Accenture prognostiziert, dass menschliche Arbeit künftig nicht durch Maschinen ersetzt, sondern vielmehr kollaborativ zwischen Mensch und Maschine stattfindet.

Accenture prognostiziert, dass menschliche Arbeit künftig nicht durch Maschinen ersetzt, sondern vielmehr kollaborativ zwischen Mensch und Maschine stattfindet.© APAweb, dpa, Ole Spata Accenture prognostiziert, dass menschliche Arbeit künftig nicht durch Maschinen ersetzt, sondern vielmehr kollaborativ zwischen Mensch und Maschine stattfindet.© APAweb, dpa, Ole Spata

Wien. Die Sorge, die Digitalisierung könnte hierzulande zu flächendeckender Arbeitslosigkeit führen, ist laut den Autoren einer aktuellen Studie des IT-Beratungsunternehmens Accenture unbegründet. "Die Digitalisierung ist kein Jobkiller, sondern schafft Arbeitsplätze", betonte Accenture-Manager Miachel Zettel am Mittwoch vor Journalisten in Wien.

Das Automatisierungspotenzial von Berufen werde erheblich überschätzt, so Zettel.

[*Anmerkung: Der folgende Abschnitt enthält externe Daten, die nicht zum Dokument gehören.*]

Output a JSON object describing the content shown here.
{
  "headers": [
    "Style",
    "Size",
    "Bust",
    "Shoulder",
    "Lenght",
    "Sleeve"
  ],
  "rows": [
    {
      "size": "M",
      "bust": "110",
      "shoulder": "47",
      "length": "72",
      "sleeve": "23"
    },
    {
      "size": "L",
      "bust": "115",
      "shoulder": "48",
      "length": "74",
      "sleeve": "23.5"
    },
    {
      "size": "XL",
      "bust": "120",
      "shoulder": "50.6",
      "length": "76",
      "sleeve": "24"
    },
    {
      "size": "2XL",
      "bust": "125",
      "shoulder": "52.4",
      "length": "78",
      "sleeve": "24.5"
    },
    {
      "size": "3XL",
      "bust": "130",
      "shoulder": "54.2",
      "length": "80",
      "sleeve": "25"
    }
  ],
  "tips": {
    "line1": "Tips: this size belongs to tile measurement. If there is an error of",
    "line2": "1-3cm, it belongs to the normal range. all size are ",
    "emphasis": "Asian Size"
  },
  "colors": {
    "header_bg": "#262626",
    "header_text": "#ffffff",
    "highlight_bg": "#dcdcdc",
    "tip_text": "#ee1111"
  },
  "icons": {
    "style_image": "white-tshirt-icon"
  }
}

Laut der aktuellen Accenture-Studie könnten künftig nur einzelne Tätigkeiten eines Berufes automatisiert werden. Ein Großteil der Jobs bedürfe aber weiterhin einer Vielzahl menschlicher Fähigkeiten, die so schnell nicht automatisierbar seien, so die Erhebung.


Accenture prognostiziert, dass menschliche Arbeit künftig nicht durch Maschinen ersetzt, sondern vielmehr kollaborativ zwischen Mensch und Maschine stattfindet. Dadurch würden sogar neue Tätigkeiten geschaffen werden, so Zettel. Dafür sei es aber notwendig, dass die heimischen Unternehmen anfangen, Schlüsseltechnologien wie Künstliche Intelligenz (KI), Cloud und Internet of Things, umfassend einzusetzen und zu nutzen, betonte er.

Man befinde sich bereits auf einem guten Weg, gab sich Zettel optimistisch. Das wirtschaftliche Umfeld beginne sich langsam wieder zu entspannen, vor allem die Branchen Industrie sowie Kommunikation, Elektronik und Hightech würden signifikant zum Umsatzwachstum heimischer Unternehmen beitragen. Konzerne müssten nun anfangen, sich klug (weiter) zu entwickeln und den Einsatz neuer Technologien vorantreiben, so Zettel.

Zu viel Regulierung als Hemmnis für Wachstum
85 Prozent der Top-100 Unternehmen hätten laut Accenture-Umfrage bereits in Künstliche Intelligenz investiert. Eine vermehrte Veränderung des Geschäftsfelds durch die Digitalisierung spürt der Großteil bereits jetzt. 40 Prozent glauben, künftig von einer völligen Distruption durch die Digitalisierung betroffen zu sein. Um in Zeiten der Digitalisierung nicht unterzugehen, bedarf es laut Accenture aber auch Anreize aus Verwaltung und Regierung. Zunehmende Regulierung in Europa sei dabei ein Hemmnis für Wachstum und Innovation.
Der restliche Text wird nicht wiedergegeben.